All the examples above confirm industrial applicability of the proposed gene therapy DNA vector based on the gene therapy DNA vector GDTT1.8NAS12 carrying the therapeutic gene selected from the group of DDC, IL10, IL13, IFNB1, TNFRSF4, TNFSF10, BCL2, HGF, and IL-2 genes in order to increase the expression level of these therapeutic genes, the Escherichia coli strain JM110-NAS/GDTT1.8NAS12-DDC, or the Escherichia coli JM110-NAS/GDTT1.8NAS12-IL10, or the Escherichia coli JM110-NAS/GDTT1.8NAS12-IL13, or the Escherichia coli JM110-NAS/GDTT1.8NAS12-IFNB1, or the Escherichia coli JM110-NAS/GDTT1.8NAS12-TNFRSF4, or the Escherichia coli JM110-NAS/GDTT1.8NAS12-TNFSF10, or the Escherichia coli JM110-NAS/GDTT1.8NAS12-BCL2, or the Escherichia coli JM110-NAS/GDTT1.8NAS12-HGF, or the Escherichia coli JM110-NAS/GDTT1.8NAS12-IL2 carrying the gene therapy DNA vector, method of the gene therapy DNA vector production, method of the gene therapy DNA vector production on an industrial scale.

List of Abbreviations

• • GDTT1.8NAS12—a gene therapy vector devoid of sequences of viral genomes and antibiotic resistance markers (vector therapeutic virus-antibiotic-free)
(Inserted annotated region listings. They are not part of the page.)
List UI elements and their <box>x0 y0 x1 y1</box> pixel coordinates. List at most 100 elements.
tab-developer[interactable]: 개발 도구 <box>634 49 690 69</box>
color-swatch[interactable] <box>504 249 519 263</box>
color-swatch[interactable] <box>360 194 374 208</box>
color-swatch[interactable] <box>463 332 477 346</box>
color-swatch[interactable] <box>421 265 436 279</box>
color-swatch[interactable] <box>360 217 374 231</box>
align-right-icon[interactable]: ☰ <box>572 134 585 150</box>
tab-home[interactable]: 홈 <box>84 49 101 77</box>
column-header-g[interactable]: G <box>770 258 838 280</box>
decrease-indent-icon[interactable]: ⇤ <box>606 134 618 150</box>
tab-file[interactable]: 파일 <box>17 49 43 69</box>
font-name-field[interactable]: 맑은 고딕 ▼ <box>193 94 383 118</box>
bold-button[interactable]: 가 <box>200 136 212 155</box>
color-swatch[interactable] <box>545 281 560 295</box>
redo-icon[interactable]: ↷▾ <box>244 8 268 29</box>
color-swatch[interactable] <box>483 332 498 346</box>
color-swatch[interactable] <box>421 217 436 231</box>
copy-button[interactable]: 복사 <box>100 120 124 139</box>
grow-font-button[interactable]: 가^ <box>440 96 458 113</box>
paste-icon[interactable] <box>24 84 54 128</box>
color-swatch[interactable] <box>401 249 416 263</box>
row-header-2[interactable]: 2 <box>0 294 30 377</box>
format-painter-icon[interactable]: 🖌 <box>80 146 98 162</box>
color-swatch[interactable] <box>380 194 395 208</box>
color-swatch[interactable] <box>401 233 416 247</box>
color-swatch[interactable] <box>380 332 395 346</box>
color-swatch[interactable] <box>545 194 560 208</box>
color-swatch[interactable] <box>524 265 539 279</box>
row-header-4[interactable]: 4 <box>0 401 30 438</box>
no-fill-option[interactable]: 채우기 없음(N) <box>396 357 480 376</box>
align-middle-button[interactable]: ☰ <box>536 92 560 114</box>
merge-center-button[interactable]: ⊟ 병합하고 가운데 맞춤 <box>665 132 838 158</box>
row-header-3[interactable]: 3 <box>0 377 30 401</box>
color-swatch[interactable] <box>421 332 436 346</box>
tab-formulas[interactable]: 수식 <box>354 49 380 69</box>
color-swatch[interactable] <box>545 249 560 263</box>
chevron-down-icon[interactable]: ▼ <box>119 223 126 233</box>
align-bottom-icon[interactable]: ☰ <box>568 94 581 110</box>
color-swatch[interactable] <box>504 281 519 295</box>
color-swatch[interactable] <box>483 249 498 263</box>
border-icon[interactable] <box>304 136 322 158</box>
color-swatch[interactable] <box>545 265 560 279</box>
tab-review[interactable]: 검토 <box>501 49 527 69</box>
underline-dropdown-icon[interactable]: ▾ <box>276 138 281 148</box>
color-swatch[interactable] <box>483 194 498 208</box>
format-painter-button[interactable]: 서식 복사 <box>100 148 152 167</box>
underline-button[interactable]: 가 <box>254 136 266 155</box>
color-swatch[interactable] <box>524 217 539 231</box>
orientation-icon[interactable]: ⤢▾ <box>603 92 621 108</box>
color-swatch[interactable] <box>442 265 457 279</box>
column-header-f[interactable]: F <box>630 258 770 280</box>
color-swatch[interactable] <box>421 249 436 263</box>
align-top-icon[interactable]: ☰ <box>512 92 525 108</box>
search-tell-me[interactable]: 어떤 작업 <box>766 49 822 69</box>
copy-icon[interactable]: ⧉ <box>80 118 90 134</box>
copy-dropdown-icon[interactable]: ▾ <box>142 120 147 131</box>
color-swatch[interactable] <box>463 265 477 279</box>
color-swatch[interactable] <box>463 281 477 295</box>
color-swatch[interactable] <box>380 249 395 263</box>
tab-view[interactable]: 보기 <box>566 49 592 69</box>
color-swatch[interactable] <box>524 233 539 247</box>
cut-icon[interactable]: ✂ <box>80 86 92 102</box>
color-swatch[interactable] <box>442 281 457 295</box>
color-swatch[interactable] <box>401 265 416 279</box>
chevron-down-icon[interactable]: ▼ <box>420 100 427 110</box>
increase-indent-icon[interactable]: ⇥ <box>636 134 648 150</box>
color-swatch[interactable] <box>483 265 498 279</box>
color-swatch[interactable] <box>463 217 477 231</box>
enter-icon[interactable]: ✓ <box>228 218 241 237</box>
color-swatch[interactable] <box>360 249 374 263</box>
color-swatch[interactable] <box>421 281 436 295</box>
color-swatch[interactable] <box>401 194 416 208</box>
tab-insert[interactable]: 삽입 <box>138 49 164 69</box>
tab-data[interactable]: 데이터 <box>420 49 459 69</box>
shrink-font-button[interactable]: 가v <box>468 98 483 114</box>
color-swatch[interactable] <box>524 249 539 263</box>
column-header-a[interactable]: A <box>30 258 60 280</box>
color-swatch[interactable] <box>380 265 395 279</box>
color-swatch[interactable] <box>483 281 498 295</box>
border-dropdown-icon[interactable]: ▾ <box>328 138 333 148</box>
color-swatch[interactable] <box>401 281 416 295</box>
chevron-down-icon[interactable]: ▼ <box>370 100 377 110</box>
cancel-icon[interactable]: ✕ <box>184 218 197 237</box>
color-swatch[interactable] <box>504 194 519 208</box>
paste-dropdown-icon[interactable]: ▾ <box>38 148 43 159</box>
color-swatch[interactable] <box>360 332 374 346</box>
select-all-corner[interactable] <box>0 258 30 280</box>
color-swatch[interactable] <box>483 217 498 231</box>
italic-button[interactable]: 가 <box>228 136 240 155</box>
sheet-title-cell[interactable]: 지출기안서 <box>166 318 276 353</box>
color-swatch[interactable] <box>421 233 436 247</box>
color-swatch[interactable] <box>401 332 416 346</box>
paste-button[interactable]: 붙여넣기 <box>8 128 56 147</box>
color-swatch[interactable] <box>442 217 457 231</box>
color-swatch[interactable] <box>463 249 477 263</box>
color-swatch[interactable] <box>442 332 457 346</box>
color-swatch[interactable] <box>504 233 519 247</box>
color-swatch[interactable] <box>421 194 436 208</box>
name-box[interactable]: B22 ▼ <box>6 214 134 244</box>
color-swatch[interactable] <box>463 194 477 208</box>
  • L-DOPA—1-3,4-dihydroxyphenylalanine
  • DNA—deoxyribonucleic acid
  • AADC—aromatic L-amino acid decarboxylase
  • cDNA—complementary deoxyribonucleic acid
  • RNA—ribonucleic acid
  • mRNA—messenger ribonucleic acid
  • bp—base pair
  • PCR—polymerase chain reaction
  • ml—millilitre, ul—microlitre
  • mm3—cubic millimetre
  • 1—litre
  • ug—microgram
  • mg—milligram
  • g—gram
  • umol—micromol
  • mM—millimol
  • MPTP—1-methyl-4-phenyl-1,2,3,6-tetrahydropyridine
  • min—minute
  • s—second
  • rpm—rotations per minute
  • nm—nanometre
  • cm—centimetre
  • mW—milliwatt
  • RFU—relative fluorescence unit
  • PBS—phosphate buffered saline
  • PBMC—peripheral blood mononuclear cells
  • CNS—central nervous system
  • EEM—experimental encephalomyelitis.